How well behaved is finite dimensional Diffusion Maps?
Wenyu Bo, Marina Meilă
TL;DR
This work analyzes finite-dimensional Diffusion Maps (DM) of a well-behaved family of manifolds embedded in Euclidean space and establishes that DM preserves key geometric properties such as near-uniform density, uniform polynomial reach, and controlled curvature. By leveraging these properties, the authors derive a finite-sample embedding error bound $O\left((\frac{\log n}{n})^{\frac{1}{8d+16}}\right)$ and a tangent-space estimation bound $\sup_{P\in \mathcal{P}} \mathbb{E}_{P^{\otimes \tilde{n}}} \max_{1\le j\le \tilde{n}} \angle\left(T_{Y_{\varphi(M),j}}\varphi(M),\hat{T}_j\right)\le C\left(\frac{\log n}{n}\right)^{\frac{k-1}{(8d+16)k}}$, where $\tilde{n}$ scales judiciously with $n$. The analysis ties together spectral convergence of DM, pushforward density regularity, and geometric quantities like reach and injectivity radius, culminating in a rigorous description of the geometric accuracy of DM embeddings.
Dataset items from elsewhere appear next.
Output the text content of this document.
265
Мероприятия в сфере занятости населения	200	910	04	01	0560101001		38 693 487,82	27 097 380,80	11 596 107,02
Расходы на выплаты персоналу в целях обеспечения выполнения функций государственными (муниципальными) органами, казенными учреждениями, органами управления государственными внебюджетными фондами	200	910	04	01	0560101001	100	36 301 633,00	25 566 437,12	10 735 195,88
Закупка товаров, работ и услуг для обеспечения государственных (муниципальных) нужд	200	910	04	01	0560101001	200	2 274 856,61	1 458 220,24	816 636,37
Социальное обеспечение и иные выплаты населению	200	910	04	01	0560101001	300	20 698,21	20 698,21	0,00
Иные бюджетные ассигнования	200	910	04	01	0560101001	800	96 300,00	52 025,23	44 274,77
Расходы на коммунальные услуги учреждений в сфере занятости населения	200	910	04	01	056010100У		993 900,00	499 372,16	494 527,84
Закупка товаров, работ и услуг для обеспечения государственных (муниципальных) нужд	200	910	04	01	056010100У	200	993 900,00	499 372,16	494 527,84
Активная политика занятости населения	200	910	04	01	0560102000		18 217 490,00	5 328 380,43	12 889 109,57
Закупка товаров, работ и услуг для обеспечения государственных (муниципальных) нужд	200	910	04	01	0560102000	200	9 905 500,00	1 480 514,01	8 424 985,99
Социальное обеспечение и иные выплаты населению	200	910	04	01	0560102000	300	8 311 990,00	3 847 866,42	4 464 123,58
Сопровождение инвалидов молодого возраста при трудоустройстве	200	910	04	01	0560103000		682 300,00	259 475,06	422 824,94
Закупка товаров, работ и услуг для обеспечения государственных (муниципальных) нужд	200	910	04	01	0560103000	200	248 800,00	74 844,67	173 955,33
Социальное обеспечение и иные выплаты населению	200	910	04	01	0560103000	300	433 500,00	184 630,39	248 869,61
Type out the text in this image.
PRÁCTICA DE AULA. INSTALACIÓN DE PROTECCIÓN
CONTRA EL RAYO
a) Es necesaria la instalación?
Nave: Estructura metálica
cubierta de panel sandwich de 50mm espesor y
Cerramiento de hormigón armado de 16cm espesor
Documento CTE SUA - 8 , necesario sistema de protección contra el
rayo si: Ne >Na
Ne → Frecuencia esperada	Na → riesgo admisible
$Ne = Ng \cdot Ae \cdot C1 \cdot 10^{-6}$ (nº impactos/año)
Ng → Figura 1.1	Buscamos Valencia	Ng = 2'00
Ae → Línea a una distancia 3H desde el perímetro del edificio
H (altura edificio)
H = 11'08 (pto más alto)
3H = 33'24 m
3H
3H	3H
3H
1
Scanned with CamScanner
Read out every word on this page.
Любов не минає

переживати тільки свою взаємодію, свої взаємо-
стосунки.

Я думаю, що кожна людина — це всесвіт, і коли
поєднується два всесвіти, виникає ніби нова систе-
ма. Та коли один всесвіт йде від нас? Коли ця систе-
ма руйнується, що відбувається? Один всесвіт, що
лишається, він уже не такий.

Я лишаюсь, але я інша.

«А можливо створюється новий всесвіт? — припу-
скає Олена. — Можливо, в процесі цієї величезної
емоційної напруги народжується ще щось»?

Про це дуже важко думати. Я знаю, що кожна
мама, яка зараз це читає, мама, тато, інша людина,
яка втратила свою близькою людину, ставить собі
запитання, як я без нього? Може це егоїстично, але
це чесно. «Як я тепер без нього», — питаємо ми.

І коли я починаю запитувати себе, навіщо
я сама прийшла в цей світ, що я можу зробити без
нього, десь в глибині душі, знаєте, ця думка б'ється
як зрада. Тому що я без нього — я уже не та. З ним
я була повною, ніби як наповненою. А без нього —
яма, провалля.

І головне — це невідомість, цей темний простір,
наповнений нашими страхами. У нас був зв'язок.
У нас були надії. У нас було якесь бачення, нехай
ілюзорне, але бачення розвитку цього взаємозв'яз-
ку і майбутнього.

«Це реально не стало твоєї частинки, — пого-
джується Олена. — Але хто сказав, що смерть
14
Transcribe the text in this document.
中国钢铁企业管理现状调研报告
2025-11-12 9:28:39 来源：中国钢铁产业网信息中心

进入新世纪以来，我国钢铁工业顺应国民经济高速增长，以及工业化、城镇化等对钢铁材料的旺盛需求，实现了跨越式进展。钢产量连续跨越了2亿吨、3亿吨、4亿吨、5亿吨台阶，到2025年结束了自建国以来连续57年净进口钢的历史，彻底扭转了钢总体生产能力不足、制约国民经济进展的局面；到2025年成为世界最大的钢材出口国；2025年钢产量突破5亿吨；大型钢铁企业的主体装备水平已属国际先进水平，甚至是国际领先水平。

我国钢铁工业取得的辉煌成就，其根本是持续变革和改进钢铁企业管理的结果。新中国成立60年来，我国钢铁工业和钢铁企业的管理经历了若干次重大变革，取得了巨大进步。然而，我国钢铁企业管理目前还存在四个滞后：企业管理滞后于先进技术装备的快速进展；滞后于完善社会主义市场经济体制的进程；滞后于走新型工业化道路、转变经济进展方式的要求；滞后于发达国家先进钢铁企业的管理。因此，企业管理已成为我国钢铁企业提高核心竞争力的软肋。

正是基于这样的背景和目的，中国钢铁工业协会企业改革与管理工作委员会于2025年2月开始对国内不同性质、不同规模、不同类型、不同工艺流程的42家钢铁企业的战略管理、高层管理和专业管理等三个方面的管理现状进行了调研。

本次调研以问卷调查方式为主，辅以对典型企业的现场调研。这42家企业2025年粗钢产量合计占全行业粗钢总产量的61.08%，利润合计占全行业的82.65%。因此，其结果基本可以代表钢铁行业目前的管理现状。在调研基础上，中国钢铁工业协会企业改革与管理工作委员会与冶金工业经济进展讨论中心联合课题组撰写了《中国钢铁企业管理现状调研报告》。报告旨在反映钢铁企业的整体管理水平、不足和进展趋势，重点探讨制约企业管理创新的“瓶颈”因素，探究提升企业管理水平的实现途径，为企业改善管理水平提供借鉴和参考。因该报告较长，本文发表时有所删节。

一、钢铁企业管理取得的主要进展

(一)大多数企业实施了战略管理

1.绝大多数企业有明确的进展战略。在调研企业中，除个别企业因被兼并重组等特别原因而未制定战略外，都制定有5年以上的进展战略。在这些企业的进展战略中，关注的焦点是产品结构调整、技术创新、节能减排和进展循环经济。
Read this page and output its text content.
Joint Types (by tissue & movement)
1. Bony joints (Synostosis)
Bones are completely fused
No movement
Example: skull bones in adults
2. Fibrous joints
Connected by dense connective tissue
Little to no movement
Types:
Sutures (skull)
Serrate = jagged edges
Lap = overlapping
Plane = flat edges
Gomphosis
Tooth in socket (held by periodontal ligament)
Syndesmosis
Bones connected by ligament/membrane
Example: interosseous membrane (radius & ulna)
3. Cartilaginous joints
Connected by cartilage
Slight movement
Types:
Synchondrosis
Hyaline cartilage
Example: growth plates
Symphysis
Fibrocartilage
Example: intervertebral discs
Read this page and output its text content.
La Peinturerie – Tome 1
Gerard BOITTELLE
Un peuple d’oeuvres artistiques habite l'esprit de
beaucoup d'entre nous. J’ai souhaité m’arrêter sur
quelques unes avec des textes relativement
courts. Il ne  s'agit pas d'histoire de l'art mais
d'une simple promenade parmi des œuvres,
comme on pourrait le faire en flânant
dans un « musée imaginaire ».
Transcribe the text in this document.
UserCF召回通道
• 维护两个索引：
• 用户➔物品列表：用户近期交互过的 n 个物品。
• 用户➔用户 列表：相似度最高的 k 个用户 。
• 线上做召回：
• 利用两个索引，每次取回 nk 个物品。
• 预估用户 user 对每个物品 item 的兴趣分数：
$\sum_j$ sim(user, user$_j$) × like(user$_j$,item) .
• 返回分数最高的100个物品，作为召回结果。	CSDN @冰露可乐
The results provide a theoretical foundation for reliable DM-based dimensionality reduction and tangent-space estimation in applications, with explicit rates depending on the manifold dimension $d$, smoothness $k$, and sample size $n$. Overall, the paper advances the understanding of DM stability in finite-sample regimes and informs practical choices of embedding dimension and sample allocation.
Abstract
Under a set of assumptions on a family of submanifolds $\subset {\mathbb R}^D$, we derive a series of geometric properties that remain valid after finite-dimensional and almost isometric Diffusion Maps (DM), including almost uniform density, finite polynomial approximation and reach. Leveraging these properties, we establish rigorous bounds on the embedding errors introduced by the DM algorithm is $O\left((\frac{\log n}{n})^{\frac{1}{8d+16}}\right)$. Furthermore, we quantify the error between the estimated tangent spaces and the true tangent spaces over the submanifolds after the DM embedding, $\sup_{P\in \mathcal{P}}\mathbb{E}_{P^{\otimes \tilde{n}}} \max_{1\leq j \angle (T_{Y_{\varphi(M),j}}\varphi(M),\hat{T}_j)\leq \tilde{n}} \leq C \left(\frac{\log n }{n}\right)^\frac{k-1}{(8d+16)k}$, which providing a precise characterization of the geometric accuracy of the embeddings. These results offer a solid theoretical foundation for understanding the performance and reliability of DM in practical applications.